William Smith publishes the first geological map…
October 1815 CE
William Smith publishes the first geological map of Britain in 1815, covering the whole of England and Wales, and parts of Scotland.
Conventional symbols are used to mark canals, tunnels, tramways and roads, collieries, lead, copper and tin mines, together with salt and alum works.
The various geological types are indicated by different colors; the maps are hand colored.
Nevertheless, the map is remarkably similar to modern geological maps of England.
He also publishes his Delineation of the Strata of England in the same year.
Smith was born in the village of Churchill, Oxfordshire, the son of blacksmith John Smith, himself scion of a respectable farming family.
His father had died when Smith was just eight years old, and he was then raised by his uncle.
In 1787, he found work as an assistant for Edward Webb of Stow-on-the-Wold, Gloucestershire, a surveyor.
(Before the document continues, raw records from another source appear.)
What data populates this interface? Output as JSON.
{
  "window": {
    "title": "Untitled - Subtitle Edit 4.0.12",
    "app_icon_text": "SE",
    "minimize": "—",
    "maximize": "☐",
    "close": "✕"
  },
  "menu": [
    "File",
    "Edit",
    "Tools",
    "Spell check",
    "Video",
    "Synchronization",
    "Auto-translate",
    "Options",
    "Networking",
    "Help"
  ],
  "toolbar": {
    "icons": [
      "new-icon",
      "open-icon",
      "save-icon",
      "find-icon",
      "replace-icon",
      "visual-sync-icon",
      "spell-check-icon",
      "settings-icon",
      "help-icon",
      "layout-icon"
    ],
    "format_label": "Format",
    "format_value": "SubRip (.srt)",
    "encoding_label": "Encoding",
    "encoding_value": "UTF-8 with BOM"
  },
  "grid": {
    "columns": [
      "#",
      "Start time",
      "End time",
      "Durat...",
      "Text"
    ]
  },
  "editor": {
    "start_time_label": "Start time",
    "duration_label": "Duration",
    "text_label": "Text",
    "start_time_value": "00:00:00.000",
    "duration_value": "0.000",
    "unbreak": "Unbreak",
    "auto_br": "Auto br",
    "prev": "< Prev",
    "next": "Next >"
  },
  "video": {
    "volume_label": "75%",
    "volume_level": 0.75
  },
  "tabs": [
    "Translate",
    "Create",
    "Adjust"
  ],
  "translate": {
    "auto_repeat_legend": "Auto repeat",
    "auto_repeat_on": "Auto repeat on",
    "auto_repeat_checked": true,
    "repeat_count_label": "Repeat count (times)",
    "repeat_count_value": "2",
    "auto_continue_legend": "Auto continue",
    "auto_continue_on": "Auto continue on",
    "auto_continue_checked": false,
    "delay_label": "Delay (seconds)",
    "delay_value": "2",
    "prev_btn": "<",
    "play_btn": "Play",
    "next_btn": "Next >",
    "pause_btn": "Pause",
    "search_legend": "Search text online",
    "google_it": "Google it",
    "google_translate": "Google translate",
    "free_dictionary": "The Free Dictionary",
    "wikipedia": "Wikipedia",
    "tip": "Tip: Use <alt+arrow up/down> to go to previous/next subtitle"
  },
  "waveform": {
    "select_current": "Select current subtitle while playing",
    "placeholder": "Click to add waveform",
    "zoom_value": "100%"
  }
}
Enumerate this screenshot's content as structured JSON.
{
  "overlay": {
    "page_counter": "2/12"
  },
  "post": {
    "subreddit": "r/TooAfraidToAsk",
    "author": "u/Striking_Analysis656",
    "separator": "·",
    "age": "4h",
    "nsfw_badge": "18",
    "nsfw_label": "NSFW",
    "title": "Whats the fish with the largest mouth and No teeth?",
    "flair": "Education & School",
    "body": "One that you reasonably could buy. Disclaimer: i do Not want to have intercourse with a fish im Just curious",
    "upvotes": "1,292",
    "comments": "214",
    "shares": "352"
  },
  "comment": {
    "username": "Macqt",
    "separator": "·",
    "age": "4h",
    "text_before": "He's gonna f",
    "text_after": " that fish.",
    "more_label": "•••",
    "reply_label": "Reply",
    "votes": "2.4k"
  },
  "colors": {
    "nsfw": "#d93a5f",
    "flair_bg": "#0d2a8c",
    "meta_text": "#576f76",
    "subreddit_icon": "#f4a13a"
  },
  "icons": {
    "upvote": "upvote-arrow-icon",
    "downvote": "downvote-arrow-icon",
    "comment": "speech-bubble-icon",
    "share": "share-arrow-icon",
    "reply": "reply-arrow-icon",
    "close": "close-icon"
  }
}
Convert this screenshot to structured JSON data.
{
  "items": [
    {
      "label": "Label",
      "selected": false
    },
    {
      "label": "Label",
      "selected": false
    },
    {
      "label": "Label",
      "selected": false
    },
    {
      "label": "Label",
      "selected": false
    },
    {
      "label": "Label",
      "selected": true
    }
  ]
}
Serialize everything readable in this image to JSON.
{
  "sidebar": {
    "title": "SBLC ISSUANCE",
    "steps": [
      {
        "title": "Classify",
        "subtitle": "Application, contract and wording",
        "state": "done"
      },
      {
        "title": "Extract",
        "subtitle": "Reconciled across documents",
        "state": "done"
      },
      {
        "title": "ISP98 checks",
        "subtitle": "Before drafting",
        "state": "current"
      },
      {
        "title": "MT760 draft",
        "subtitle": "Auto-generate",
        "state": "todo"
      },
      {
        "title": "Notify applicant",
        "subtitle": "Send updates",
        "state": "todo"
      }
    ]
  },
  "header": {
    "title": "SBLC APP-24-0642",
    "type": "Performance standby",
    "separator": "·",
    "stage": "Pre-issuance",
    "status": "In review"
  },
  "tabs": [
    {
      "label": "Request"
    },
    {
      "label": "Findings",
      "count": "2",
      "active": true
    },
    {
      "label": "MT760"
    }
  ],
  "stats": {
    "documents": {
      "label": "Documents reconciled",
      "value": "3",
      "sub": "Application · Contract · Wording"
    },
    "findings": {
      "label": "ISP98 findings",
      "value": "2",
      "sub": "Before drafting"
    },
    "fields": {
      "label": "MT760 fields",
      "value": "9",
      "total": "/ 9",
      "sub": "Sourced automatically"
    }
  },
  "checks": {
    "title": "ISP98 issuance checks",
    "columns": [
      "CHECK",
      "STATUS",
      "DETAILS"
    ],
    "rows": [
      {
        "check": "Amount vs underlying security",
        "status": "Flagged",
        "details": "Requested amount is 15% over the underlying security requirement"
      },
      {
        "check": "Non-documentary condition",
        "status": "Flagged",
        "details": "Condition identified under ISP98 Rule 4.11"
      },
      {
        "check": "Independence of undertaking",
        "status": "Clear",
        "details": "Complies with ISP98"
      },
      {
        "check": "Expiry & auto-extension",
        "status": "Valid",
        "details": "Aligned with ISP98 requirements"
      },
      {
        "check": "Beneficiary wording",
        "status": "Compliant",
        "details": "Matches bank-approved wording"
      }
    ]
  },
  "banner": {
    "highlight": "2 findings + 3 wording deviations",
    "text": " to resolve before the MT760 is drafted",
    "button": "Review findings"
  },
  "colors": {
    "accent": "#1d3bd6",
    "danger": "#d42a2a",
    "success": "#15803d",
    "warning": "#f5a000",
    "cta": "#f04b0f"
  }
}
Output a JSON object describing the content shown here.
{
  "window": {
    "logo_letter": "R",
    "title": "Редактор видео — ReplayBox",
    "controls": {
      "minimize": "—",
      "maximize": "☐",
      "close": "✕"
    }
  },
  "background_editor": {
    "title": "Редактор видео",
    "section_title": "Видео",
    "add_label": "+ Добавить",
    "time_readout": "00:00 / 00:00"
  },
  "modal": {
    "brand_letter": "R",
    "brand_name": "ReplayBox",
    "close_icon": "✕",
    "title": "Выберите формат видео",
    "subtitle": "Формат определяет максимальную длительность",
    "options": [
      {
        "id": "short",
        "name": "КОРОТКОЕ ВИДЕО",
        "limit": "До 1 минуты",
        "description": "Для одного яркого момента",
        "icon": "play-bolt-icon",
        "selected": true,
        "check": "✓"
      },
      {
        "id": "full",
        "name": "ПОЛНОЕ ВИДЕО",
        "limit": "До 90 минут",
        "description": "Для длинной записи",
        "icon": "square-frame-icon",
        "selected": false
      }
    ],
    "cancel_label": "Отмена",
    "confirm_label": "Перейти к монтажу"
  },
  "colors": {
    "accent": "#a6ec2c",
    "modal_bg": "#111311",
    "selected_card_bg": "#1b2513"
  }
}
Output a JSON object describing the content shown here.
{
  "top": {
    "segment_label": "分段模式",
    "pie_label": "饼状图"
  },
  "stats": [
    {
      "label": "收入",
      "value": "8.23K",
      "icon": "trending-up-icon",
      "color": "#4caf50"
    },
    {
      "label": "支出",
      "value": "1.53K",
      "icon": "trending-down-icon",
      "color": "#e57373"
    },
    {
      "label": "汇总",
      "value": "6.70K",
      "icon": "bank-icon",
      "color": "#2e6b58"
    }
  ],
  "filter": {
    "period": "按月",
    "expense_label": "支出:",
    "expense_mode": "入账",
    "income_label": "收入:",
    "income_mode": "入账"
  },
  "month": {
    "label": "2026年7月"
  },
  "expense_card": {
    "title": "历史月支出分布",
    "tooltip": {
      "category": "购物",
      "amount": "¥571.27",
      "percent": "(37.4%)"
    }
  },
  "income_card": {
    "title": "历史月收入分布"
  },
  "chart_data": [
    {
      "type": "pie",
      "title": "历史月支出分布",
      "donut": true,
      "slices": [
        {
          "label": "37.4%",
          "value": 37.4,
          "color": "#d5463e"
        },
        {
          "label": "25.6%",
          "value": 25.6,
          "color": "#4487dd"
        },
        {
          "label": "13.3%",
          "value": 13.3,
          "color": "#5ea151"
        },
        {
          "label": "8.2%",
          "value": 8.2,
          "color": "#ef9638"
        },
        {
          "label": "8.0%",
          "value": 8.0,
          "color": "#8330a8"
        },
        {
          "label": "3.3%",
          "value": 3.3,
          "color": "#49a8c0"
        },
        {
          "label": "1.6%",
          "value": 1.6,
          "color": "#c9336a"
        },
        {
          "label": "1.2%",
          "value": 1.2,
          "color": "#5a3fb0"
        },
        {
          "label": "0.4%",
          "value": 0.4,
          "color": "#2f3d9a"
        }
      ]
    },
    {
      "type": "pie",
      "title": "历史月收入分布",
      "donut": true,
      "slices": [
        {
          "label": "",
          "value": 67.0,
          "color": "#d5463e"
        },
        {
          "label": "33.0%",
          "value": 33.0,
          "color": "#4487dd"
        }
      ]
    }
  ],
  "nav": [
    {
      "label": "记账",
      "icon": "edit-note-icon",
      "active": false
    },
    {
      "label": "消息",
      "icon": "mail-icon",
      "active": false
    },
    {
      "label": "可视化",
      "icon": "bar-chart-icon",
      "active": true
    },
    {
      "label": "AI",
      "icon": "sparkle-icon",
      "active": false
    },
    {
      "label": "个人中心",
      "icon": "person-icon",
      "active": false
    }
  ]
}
Quick to learn, he had soon become proficient at the trade.
In 1791, he traveled to Somerset to make a valuation survey of the Sutton Court estate, and building on earlier work in the same area by John Strachey.
He stayed there for the next eight years, working first for Webb and later for the Somersetshire Coal Canal Company.
Smith worked at one of the estate's older mines, the Mearns Pit at High Littleton, part of the Somerset coalfield and the Somerset Coal Canal.
As he observed the rock layers (or strata) at the pit, he realized that they were arranged in a predictable pattern and that the various strata could always be found in the same relative positions.
Additionally, each particular stratum could be identified by the fossils it contained, and the same succession of fossil groups from older to younger rocks could be found in many parts of England.
Furthermore, he noticed an easterly dip of the beds of rock- small near the surface (about three degrees) then bigger after the Triassic rocks.
This gave Smith a testable hypothesis, which he termed The Principle of Faunal Succession, and he began his search to determine if the relationships between the strata and their characteristics were consistent throughout the country.
During subsequent travels, first as a surveyor (appointed by noted engineer John Rennie) for the canal company until 1799 when he was dismissed, and later, he is continually taking samples and mapping the locations of the various strata, and displaying the vertical extent of the strata, and drawing cross-sections and tables of what he has seen.
This earns him the name "Strata Smith".
As a natural consequence, Smith has amassed a large and valuable collection of fossils of the strata he has examined himself from exposures in canals, road and railway cuttings, quarries and escarpments across the country.
He has also developed methods for the identification of deposits of Fuller's earth to the south of Bath.
He publishes his findings with many pictures from his fossil collection, enabling others to investigate their distribution and test his theories.
His collection is especially good on Jurassic fossils he had collected from the Cornbrash, Kimmeridge clay, Oxford clay, Oolitic limestone and other horizons in the sequence.
They include many types of brachiopods, ammonites and molluscs characteristic of the shallow seas in which they were deposited.
Some of the names he coined (like Cornbrash) are still used today for this formation.
In 1799, Smith had produced the first large scale geologic map of the area around Bath, Somerset.
Previously, he only knew how to draw the vertical extent of the rocks, but not how to display them horizontally.
However, in the Somerset County Agricultural Society, he found a map showing the types of soils and vegetation around Bath and their geographical extent.
Importantly, the differing types were colored.
Using this technique, Smith could draw a geological map from his observations showing the outcrops of the rocks.
He took a few rock types, each with its own color.
Then he estimated the boundaries of each of the outcrops of rock, filled them in with color and ended up with a crude geological map.
In 1801, he drew a rough sketch of what would become "The Map that Changed the World".
Because he was unemployed, he could travel across the length and breadth of the country, while meeting some eminent people such as Thomas Coke, 1st Earl of Leicester, and the Duke of Bedford.